# ML Example

### Identify the problem
What is the purpose of the project, in the case of house price forecasting, then the purpose is to forecast the median property price

### Solutions
- What is the business purpose, after all, building models is not the ultimate purpose
- To know how effective the current solution is, for example, will give an error rate of the current solution is alpha
- One can further study the problem to clarify whether the problem is supervised/unsupervised, or a reinforcement model? Is it classification/regression, or other such as clustering. To use batch learning or online learning?
- Example: We have house price values, so it is a supervised problem; we eventually want to predict the median house price, so it is a regression problem, and it is a multivariate predictive regression because there are many influencing parameters; in addition, there is no continuous inflow of data, and there is no special need to make quick adaptation to data changes. The amount of data is not large enough to be put into memory, so batch learning is fine. If the data volume is large, you can either split the batch learning across multiple servers (using MapReduce techniques, as you will see later), or use online learning].

### Select performance indicators
Here we need to choose an evaluation metric, typical for regression problems is the root mean squared error RMSE, which characterizes the standard deviation of the system prediction error.
Alternatively, the difference squared absolute error can be used.

### Check assumptions
- Check the data, for example, check the data type, check the missing data, check the outliers, check the distribution of the data, check the correlation between the data, check the data quality, etc.

### Create workspace

such as python jupyter and corresponding library files (such as numpy, pandas, scipy, and sklearn, etc.) and frameworks (tf, etc.)

### Get data
- Download the data
- Load the data
- Explore the data
- Visualize the data

In [None]:
import pandas as pd
data=pd.read_csv('housing.csv')
data.head()
data.info()
data.describe()


import matplotlib.pyplot as plt
data.hist(bins=50, figsize=(20,15))
plt.show()



### Creating a test set

Before viewing the data, it is best to create a test set so that the selection of the test set is not affected by the mindset after viewing the data.
One way is that you can choose the test set randomly, for example, choose 20% of the data randomly as the test set, but then when the data set is updated, the test set will change and we can use random numbers to handle it.

In [None]:
from sklearn.model_selection import train_test_split
train_set, test_set = train_test_split(housing, test_size=0.2, random_state=42)


In addition, there is a risk of losing the distribution of key features by random sampling.

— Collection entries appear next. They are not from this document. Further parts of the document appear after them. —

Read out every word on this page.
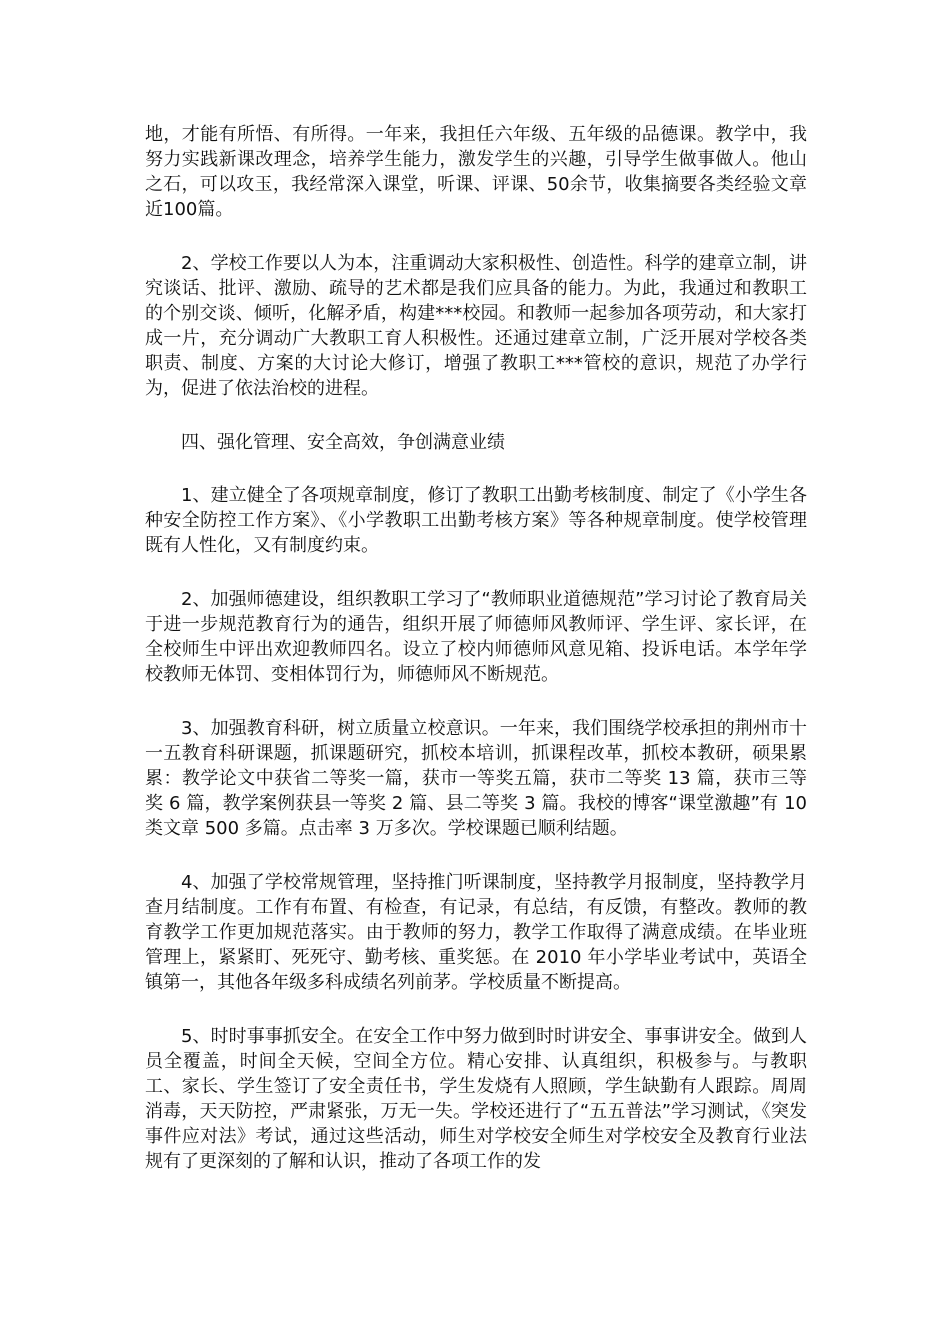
地，才能有所悟、有所得。一年来，我担任六年级、五年级的品德课。教学中，我努力实践新课改理念，培养学生能力，激发学生的兴趣，引导学生做事做人。他山之石，可以攻玉，我经常深入课堂，听课、评课、50余节，收集摘要各类经验文章近100篇。

2、学校工作要以人为本，注重调动大家积极性、创造性。科学的建章立制，讲究谈话、批评、激励、疏导的艺术都是我们应具备的能力。为此，我通过和教职工的个别交谈、倾听，化解矛盾，构建***校园。和教师一起参加各项劳动，和大家打成一片，充分调动广大教职工育人积极性。还通过建章立制，广泛开展对学校各类职责、制度、方案的大讨论大修订，增强了教职工***管校的意识，规范了办学行为，促进了依法治校的进程。

四、强化管理、安全高效，争创满意业绩

1、建立健全了各项规章制度，修订了教职工出勤考核制度、制定了《小学生各种安全防控工作方案》、《小学教职工出勤考核方案》等各种规章制度。使学校管理既有人性化，又有制度约束。

2、加强师德建设，组织教职工学习了“教师职业道德规范”学习讨论了教育局关于进一步规范教育行为的通告，组织开展了师德师风教师评、学生评、家长评，在全校师生中评出欢迎教师四名。设立了校内师德师风意见箱、投诉电话。本学年学校教师无体罚、变相体罚行为，师德师风不断规范。

3、加强教育科研，树立质量立校意识。一年来，我们围绕学校承担的荆州市十一五教育科研课题，抓课题研究，抓校本培训，抓课程改革，抓校本教研，硕果累累：教学论文中获省二等奖一篇，获市一等奖五篇，获市二等奖 13 篇，获市三等奖 6 篇，教学案例获县一等奖 2 篇、县二等奖 3 篇。我校的博客“课堂激趣”有 10 类文章 500 多篇。点击率 3 万多次。学校课题已顺利结题。

4、加强了学校常规管理，坚持推门听课制度，坚持教学月报制度，坚持教学月查月结制度。工作有布置、有检查，有记录，有总结，有反馈，有整改。教师的教育教学工作更加规范落实。由于教师的努力，教学工作取得了满意成绩。在毕业班管理上，紧紧盯、死死守、勤考核、重奖惩。在 2010 年小学毕业考试中，英语全镇第一，其他各年级多科成绩名列前茅。学校质量不断提高。

5、时时事事抓安全。在安全工作中努力做到时时讲安全、事事讲安全。做到人员全覆盖，时间全天候，空间全方位。精心安排、认真组织，积极参与。与教职工、家长、学生签订了安全责任书，学生发烧有人照顾，学生缺勤有人跟踪。周周消毒，天天防控，严肃紧张，万无一失。学校还进行了“五五普法”学习测试，《突发事件应对法》考试，通过这些活动，师生对学校安全师生对学校安全及教育行业法规有了更深刻的了解和认识，推动了各项工作的发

For example, there is a feature A that contributes a lot to the final label (the correlation between them is strong).
Then we should also ensure in the test set that the distribution of A follows the distribution trend of the original dataset. This can be done using stratified sampling

In [None]:
data["A_new"] = np.ceil(data["A"] / 1.5)
data["A_new"].where(data["A_new"] < 5, 5.0, inplace=True)
from sklearn.model_selection import StratifiedShuffleSplit

split = StratifiedShuffleSplit(n_splits=1, test_size=0.2, random_state=42)

for train_index, test_index in split.split(data, data["A_new"]):
    strat_train_set = data.loc[train_index]
    strat_test_set = data.loc[test_index]

#The results of stratified sampling can be checked with the following code.
data["A_new"].value_counts() / len(data)
strat_test_set["A_new"].value_counts() / len(strat_test_set)

# Note that the generated A_new tag needs to be removed at the end, with the drop command, code.
for set in (strat_train_set, strat_test_set):
    set.drop(["A_new"], axis=1, inplace=True)

### Data Visualization

Frequently, we need to first take a look at the data and can determine how the features relate to the labels and which features are more useful or influential. The matplotlib library can be used here

In [None]:
housing.plot(kind="scatter", x="longitude", y="latitude")


### Finding correlations

You can use the corr() method to calculate the standard correlation coefficient between each pair of attributes

In [None]:
corr_m=housing.corr()
print(corr_m['median_house_value'].sort_values(ascending=True))


Note that corr() can only characterize linear relationships and ignore non-linear relationships, so there are limitations in its referential properties. There is another way to detect correlation coefficients between attributes when pandas' scatter_matrix function

In [None]:
from pandas.tools.plotting import scatter_matrix
attributes = ["median_house_value", "median_income", "total_rooms", "housing_median_age"]
scatter_matrix(housing[attributes], figsize=(12, 8))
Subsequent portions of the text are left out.